Meu artigo mais recente no As Artes entre as Letras:
Saiu
no final de 2021, do prelo da Prime Books, o segundo volume da monumental
trilogia História dos Paladares de Deana Barroqueira, escritora
portuguesa nascida em 1945 na diáspora portuguesa nos Estados Unidos. A autora
promete-nos um terceiro volume, que já está entregue na editora e deve sair
ainda este ano. O primeira volume tem o título de Sedução, o segundo volume
2 designa-se, adequadamente, por Perdição e o terceiro volume chamar-se-á,
felizmente, Redenção.
O
primeiro volume, saído também em 2021, teve uma muito boa receção dos leitores
e da crítica, que foi coroada pelo Prémio Internacional da Literatura
Gastronómica, da Académie Internacional de la Gastronomie, em França. Soube entretanto
que os dois volumes foram nomeados para os Gourmand World Cookbook Awards
2022 (os «óscares da Gastronomia»), nas categorias de História da Culinária
e de Séries. É natural motivo de contentamento para aautora e para todos os
seus ávidos leitores, entre os quais me incluo: as obras, quer ganhem ou não, entraram
na lista dos 1% melhores livros do mundo do seu género, em 227 países. A
gastronomia portuguesa (já que os livros se centram sobretudo na história da gastronomia
portuguesa) está bem e recomenda-se.
Deana
Barroqueiro escreve na linha de gastrónomos José Quitério e Alfredo Saramago,
que nos regalaram com livros muito enriquecedores sobre o que comemos. Barroqueiro
tem uma grande bagagem de cozinha e gastronomia e escreve bem: não só foi
durante três décadas e meia professora de Literatura Portuguesa e Francesa como
tem a mão treinada por um conjunto de obras que conquistou leitores: começou
com livros infantis como Uraçá: O índio branco (Livros Horizonte, 2002), continuou com livros inspirados na Bíblia como Contos Eróticos do Velho Testamento, com prefácio
de Maria Teresa Horta (Livros Horizonte, 2003; reedição: Planeta Manuscrito,
2018), traduzido em Espanha, Itália e Brasil; e estendeu-se por volumosos romances
históricos que se baseiam na história portuguesa, em particular nos períodos da
Expansão Marítima e da União Ibérica: O Navegador da Passagem: A história de
um descobridor de mundos que o mundo ignorou (Porto Editora, 2008); O
Espião de D. João II: Na demanda dos segredos do Oriente e do misterioso Reino
do Preste João (Ésquilo, 2009; reedição: Casa das Letras, 2015); O
Corsário dos Sete Mares: Fernão Mendes Pinto (Casa das Letras, 2012); D.

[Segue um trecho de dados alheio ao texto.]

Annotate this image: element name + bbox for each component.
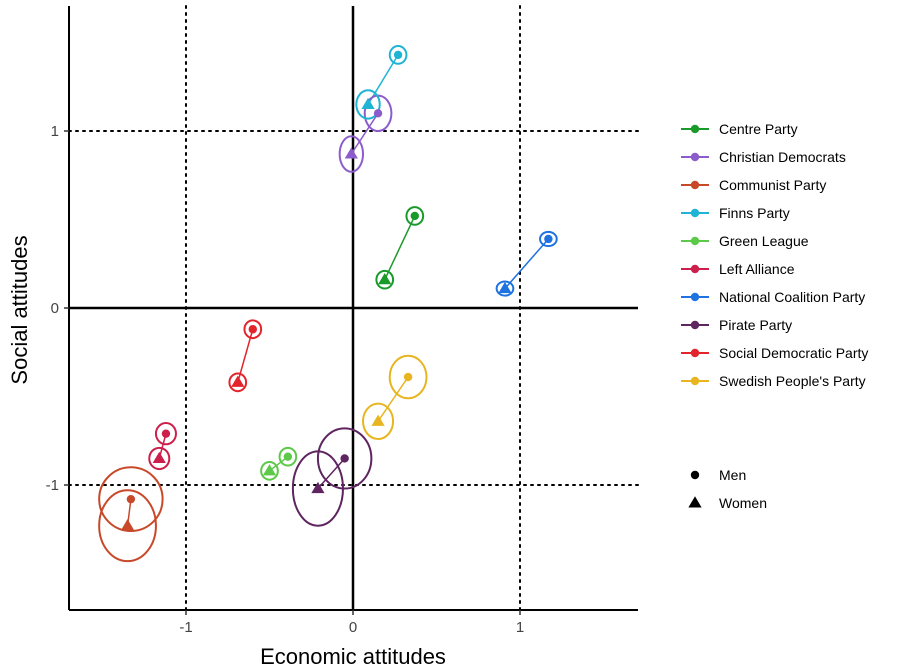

Sebastião e o Vidente: Um romance de conspiração, mistério e revelação (Porto
Editora, 2006; reedição: Casa das Letras, 2016), que recebeu o Prémio Máxima de
Literatura 2007 - Prémio especial do júri, e se tornou um best-seller;
e 1640. O poeta, a professa, o
prosador, o pregador (Casa das Letras, 2017). A autor ganhou, pelo seu
estudo e divulgação da cultura portuguesa no espaço da lusofonia, o Prémio
Femina 2021.
Se o primeiro volume da trilogia, que me
surpreendeu, tinha 486 páginas, o segundo volume só fica um pouco atrás, com
396 páginas. Tem, tal como o primeiro, muitas receitas antigas: a capa informa
que são 211. Como diz a autora numa carta aos leitores: «Ao volume de Perdição,
interessa a culinária como conceito estético e, sobretudo, a gastronomia,
enquanto ramo do saber relevado á categoria das arte, portanto, produto de civilização.

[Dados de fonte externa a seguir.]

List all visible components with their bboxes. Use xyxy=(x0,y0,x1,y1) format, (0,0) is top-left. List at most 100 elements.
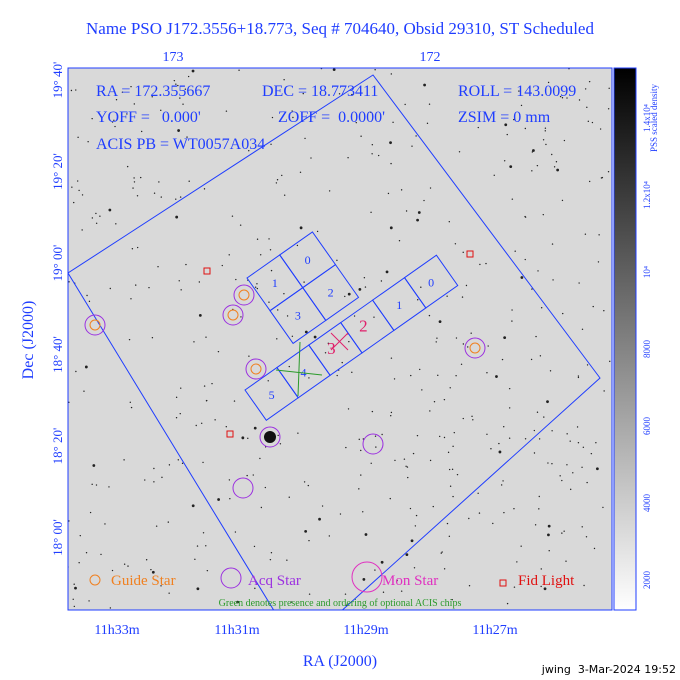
field-star xyxy=(328,535,331,537)
axes: 173 172 11h33m 11h31m 11h29m 11h27m RA (… xyxy=(20,50,518,670)
field-star xyxy=(228,254,230,256)
bottom-tick: 11h33m xyxy=(94,623,139,638)
field-star xyxy=(419,368,421,371)
field-star xyxy=(362,577,366,581)
field-star xyxy=(569,440,571,442)
field-star xyxy=(462,251,464,254)
field-star xyxy=(452,445,454,448)
field-star xyxy=(591,121,594,124)
field-star xyxy=(572,472,574,474)
field-star xyxy=(426,122,429,125)
field-star xyxy=(206,399,208,402)
field-star xyxy=(403,458,406,460)
field-star xyxy=(347,157,349,159)
field-star xyxy=(252,474,254,476)
left-tick: 19° 20' xyxy=(50,153,65,190)
left-tick: 18° 20' xyxy=(50,428,65,465)
field-star xyxy=(158,181,160,183)
field-star xyxy=(595,467,599,471)
field-star xyxy=(577,376,580,379)
field-star xyxy=(256,238,259,240)
chip-label: 4 xyxy=(301,365,307,379)
field-star xyxy=(108,486,110,488)
chip xyxy=(302,263,360,322)
acq-circle xyxy=(84,314,106,336)
field-star xyxy=(409,507,412,510)
field-star xyxy=(68,401,70,404)
field-star xyxy=(203,385,206,387)
field-star xyxy=(561,199,564,202)
field-star xyxy=(540,585,542,588)
field-star xyxy=(394,459,396,462)
field-star xyxy=(544,130,546,132)
field-star xyxy=(586,106,588,109)
field-star xyxy=(406,466,409,468)
colorbar-tick: 4000 xyxy=(642,494,652,513)
field-star xyxy=(167,521,170,523)
field-star xyxy=(88,600,90,602)
field-star xyxy=(240,316,242,318)
field-star xyxy=(91,217,94,219)
field-star xyxy=(269,249,272,251)
field-star xyxy=(537,270,539,272)
field-star xyxy=(603,390,605,392)
field-star xyxy=(509,165,513,169)
field-star xyxy=(81,194,84,196)
field-star xyxy=(221,264,223,267)
field-star xyxy=(81,229,83,231)
field-star xyxy=(547,81,550,84)
field-star xyxy=(585,536,588,538)
field-star xyxy=(407,476,409,479)
colorbar-tick: 6000 xyxy=(642,417,652,436)
field-star xyxy=(472,419,474,421)
field-star xyxy=(85,552,88,554)
field-star xyxy=(380,280,383,282)
field-star xyxy=(129,401,131,403)
colorbar-tick: 8000 xyxy=(642,340,652,359)
field-star xyxy=(436,337,438,339)
field-star xyxy=(381,433,383,436)
fid-light xyxy=(226,430,234,438)
left-tick: 19° 00' xyxy=(50,245,65,282)
field-star xyxy=(225,110,228,112)
guide-stars xyxy=(84,250,486,499)
field-star xyxy=(438,320,442,323)
field-star xyxy=(599,128,602,130)
field-star xyxy=(71,186,73,188)
field-star xyxy=(276,179,279,181)
field-star xyxy=(196,587,200,591)
field-star xyxy=(563,139,566,142)
field-star xyxy=(68,281,70,283)
field-star xyxy=(206,569,209,572)
field-star xyxy=(87,140,89,143)
field-star xyxy=(299,171,302,173)
field-star xyxy=(347,408,350,410)
field-star xyxy=(410,539,414,543)
field-star xyxy=(195,424,197,427)
field-star xyxy=(423,83,426,87)
field-star xyxy=(291,335,294,337)
field-star xyxy=(332,68,336,72)
field-star xyxy=(86,294,88,297)
field-star xyxy=(235,278,237,281)
field-star xyxy=(578,282,580,284)
field-star xyxy=(503,160,506,162)
field-star xyxy=(115,99,118,101)
chip-label: 2 xyxy=(328,286,334,300)
acq-circle xyxy=(245,358,267,380)
info-text: ACIS PB = WT0057A034 xyxy=(96,136,265,153)
field-star xyxy=(538,508,540,510)
field-star xyxy=(140,130,143,133)
field-star xyxy=(588,80,591,83)
legend-fid xyxy=(499,579,507,587)
field-star xyxy=(415,135,417,137)
bottom-tick: 11h31m xyxy=(214,623,259,638)
field-star xyxy=(542,213,544,216)
field-star xyxy=(308,593,311,595)
field-star xyxy=(587,120,590,123)
field-star xyxy=(78,562,80,564)
field-star xyxy=(130,85,132,88)
field-star xyxy=(531,288,533,290)
field-star xyxy=(382,591,385,593)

Através de uma profunda pesquisa individual de artigos e livres antigos e contemporâneos,
procurei explorar o lado simbólico, ideológico e artístico da alimentação, condimentando-o
com o sal e a pimenta das minhas memórias, emoções e paixões.» E, mais adiante:
«A História dos Paladares é uma encruzilhada, ou melhor um labirinto de
sabores e saberes onde temi perder-me a cada canto, a cada nicho - cozinha regional
tradicional, nacional, internacional, oriental, étnica, gastronómica, molecular
ou de desconstrução (…) pela densidade da informação recolhida». A autora tece uma
malha, ajudada pelo grafismo, onde nos podemos prazerosamente perder, seja com
histórias, seja com informações úteis, seja com receitas. Pode-se começar em
qualquer lado e andar para a frente ou para trás….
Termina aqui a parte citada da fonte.